The year that I spent Thanksgiving with some vegetarians didn’t help either. They still wanted to feel like they were eating turkey even though they didn’t want to eat the real thing. I kind of think there’s something fundamentally wrong with that. I mean, if you’re a vegetarian then why on earth would you want to eat something that looks like a big dead bird??!! It was entire turkey made of tofu. It, again, wasn’t brown. No crispy skin to peel off and eat. There wasn’t even a real substance to it and my gosh that thing cost A LOT of money! I had to special order it from this place in SF. It was in the shape of a turkey at least. They did their best to try to fool you. That year I paid for the artwork of forming tofu into a turkey shape more than I paid for anything to actually eat. I think after about 5 bites I couldn’t stand it anymore. After all of that I resorted for a few years to cooking lasagna and saying that I was just honoring my Italian heritage.

After Matt and I were together and NOT having a turkey on Thanksgiving wasn’t an option, I knew things had to change. Forced to “make this work” as my favorite Tim Gunn would say, I discovered all of the varieties that were possible. Turkeys could be roasted, bbq’d and my favorite, fried! I did have a lot to learn however and it wound up being by trial and error. The first year I cooked the turkey half way through dinner Matt pulled the plastic bag out of the turkey. I didn’t stuff the bird so I never stuck my hand in there! How was I supposed to know that??!!

Now, years later, Thanksgiving is one of my favorite times of the year. I get to cook with my husband some of the yummiest dishes. Stuffing doesn’t have to be from a box and vegetables could include bacon! We all know that everything is better with bacon! We even have a semi set menu. Cornbread, apple, sausage stuffing, brussel sprouts with bacon, fresh cranberry sauce with oranges and of course, a turkey. This year we’re trying a recipe from Giada De Laurentis. It’s turkey with herbes de Provence and citrus. YUM!

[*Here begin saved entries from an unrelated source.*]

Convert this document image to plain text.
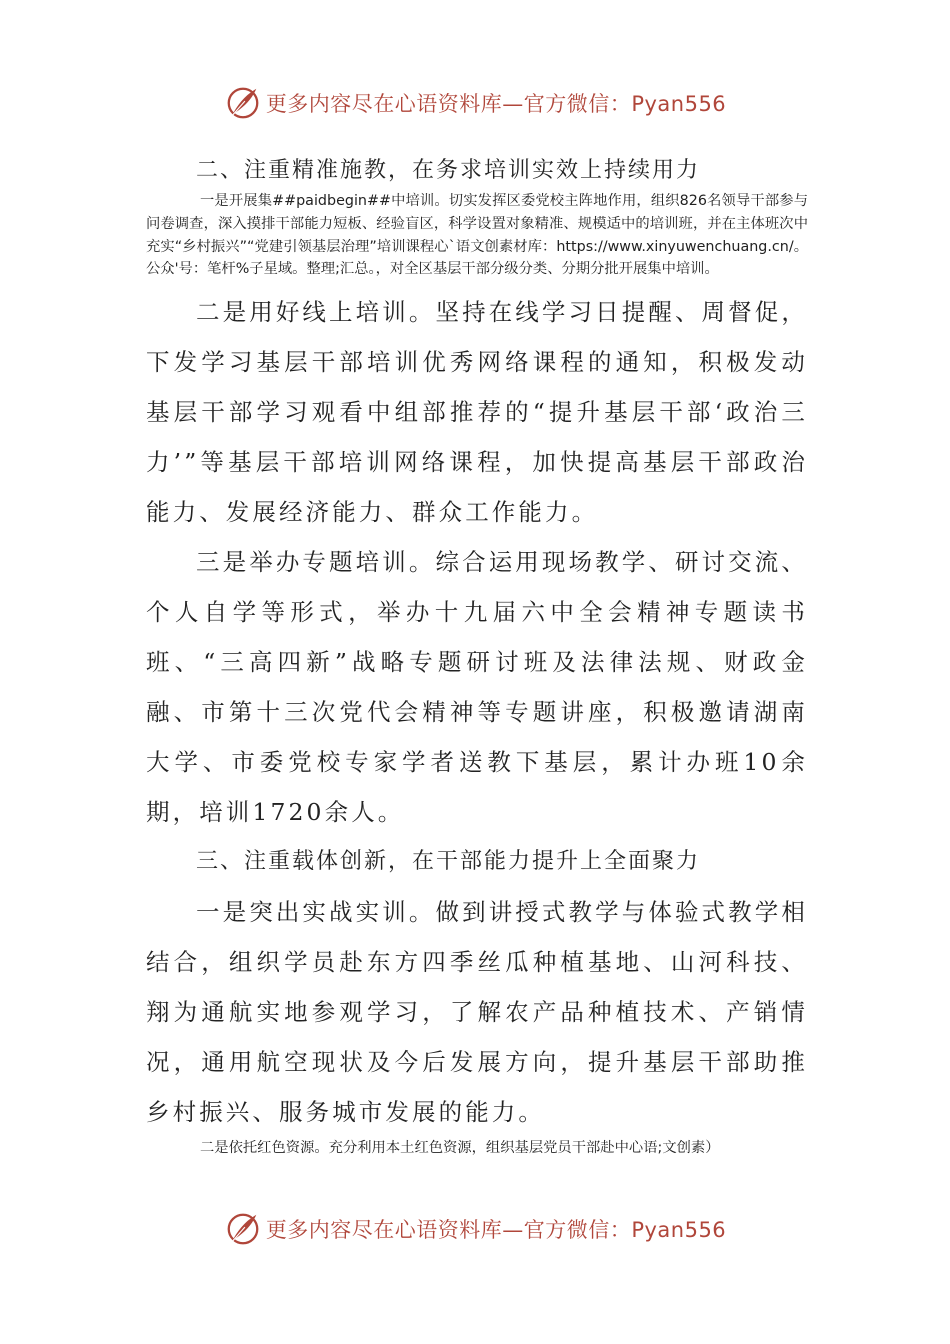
更多内容尽在心语资料库—官方微信：Pyan556

二、注重精准施教，在务求培训实效上持续用力

一是开展集##paidbegin##中培训。切实发挥区委党校主阵地作用，组织826名领导干部参与问卷调查，深入摸排干部能力短板、经验盲区，科学设置对象精准、规模适中的培训班，并在主体班次中充实“乡村振兴”“党建引领基层治理”培训课程心`语文创素材库：https://www.xinyuwenchuang.cn/。公众'号：笔杆%子星域。整理;汇总。，对全区基层干部分级分类、分期分批开展集中培训。

二是用好线上培训。坚持在线学习日提醒、周督促，下发学习基层干部培训优秀网络课程的通知，积极发动基层干部学习观看中组部推荐的“提升基层干部‘政治三力’”等基层干部培训网络课程，加快提高基层干部政治能力、发展经济能力、群众工作能力。

三是举办专题培训。综合运用现场教学、研讨交流、个人自学等形式，举办十九届六中全会精神专题读书班、“三高四新”战略专题研讨班及法律法规、财政金融、市第十三次党代会精神等专题讲座，积极邀请湖南大学、市委党校专家学者送教下基层，累计办班10余期，培训1720余人。

三、注重载体创新，在干部能力提升上全面聚力

一是突出实战实训。做到讲授式教学与体验式教学相结合，组织学员赴东方四季丝瓜种植基地、山河科技、翔为通航实地参观学习，了解农产品种植技术、产销情况，通用航空现状及今后发展方向，提升基层干部助推乡村振兴、服务城市发展的能力。

二是依托红色资源。充分利用本土红色资源，组织基层党员干部赴中心语;文创素）

更多内容尽在心语资料库—官方微信：Pyan556
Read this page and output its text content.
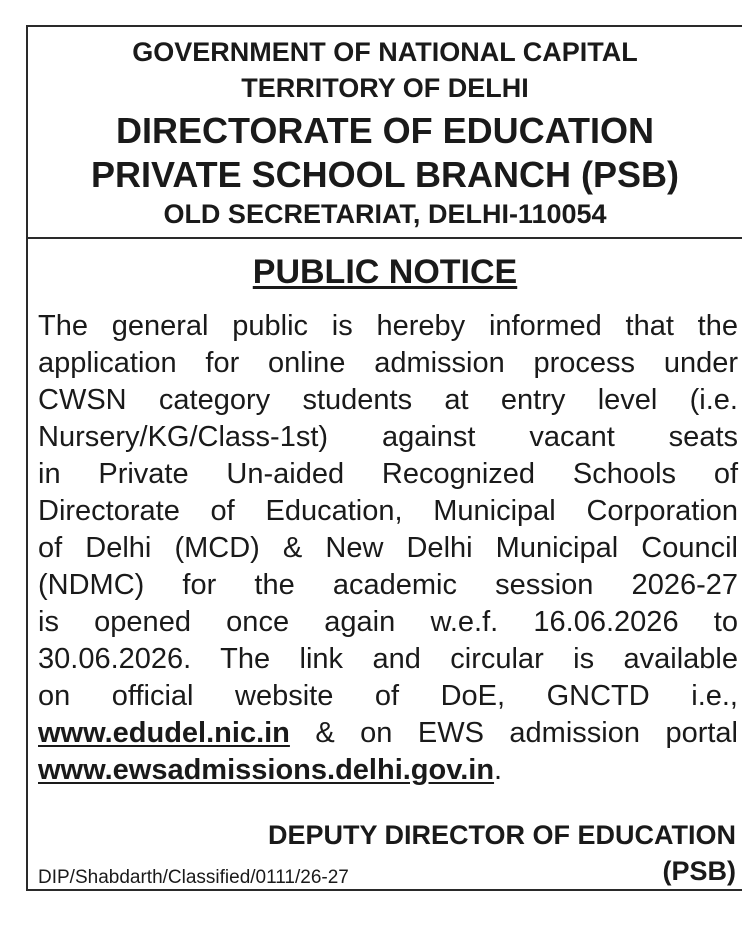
GOVERNMENT OF NATIONAL CAPITAL
TERRITORY OF DELHI
DIRECTORATE OF EDUCATION
PRIVATE SCHOOL BRANCH (PSB)
OLD SECRETARIAT, DELHI-110054
PUBLIC NOTICE
The general public is hereby informed that the
application for online admission process under
CWSN category students at entry level (i.e.
Nursery/KG/Class-1st) against vacant seats
in Private Un-aided Recognized Schools of
Directorate of Education, Municipal Corporation
of Delhi (MCD) & New Delhi Municipal Council
(NDMC) for the academic session 2026-27
is opened once again w.e.f. 16.06.2026 to
30.06.2026. The link and circular is available
on official website of DoE, GNCTD i.e.,
www.edudel.nic.in & on EWS admission portal
www.ewsadmissions.delhi.gov.in.
DEPUTY DIRECTOR OF EDUCATION
DIP/Shabdarth/Classified/0111/26-27	(PSB)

I’m looking forward this year to a nice, quite Thanksgiving. It’s just the four of us. I know Thanksgiving is supposed to be about family and friends and most people gather around large tables filled with people and more food that you can eat in a week. But, last year I spent Thanksgiving on an airplane flying home after spending a week with my mom in the hospital.
Maya and family had left some of their Thanksgiving feast leftovers for us on our porch. It was a Thanksgiving filled with emotion and exhaustion. This year it’s going to be quiet. I have so much to be thankful for. Mom is actually doing quite well, better than any of us thought possible. She’s spending the day with her Arizona family and has been cooking for two days in preparation. My sister will be spending the holiday with a ton of people I’m sure. She and her husband are the extroverted social butterflies of the family and me, I’ll be here with Matt and the boys. I’ll be saying thanks for all that I have. An amazing family and wonderful friends, a beautiful home and my health. I’ll be saying Thank You all day long in the back of my mind behind everything that I do. Sort of like a silent mantra that just plays on repeat with each action I take and each hug I give or receive and behind every conversation I have with my friends and family.

Every year is a year to be thankful, but so is every day, every moment. Happy Thanksgiving everyone. I wish you love and peace and joy this holiday!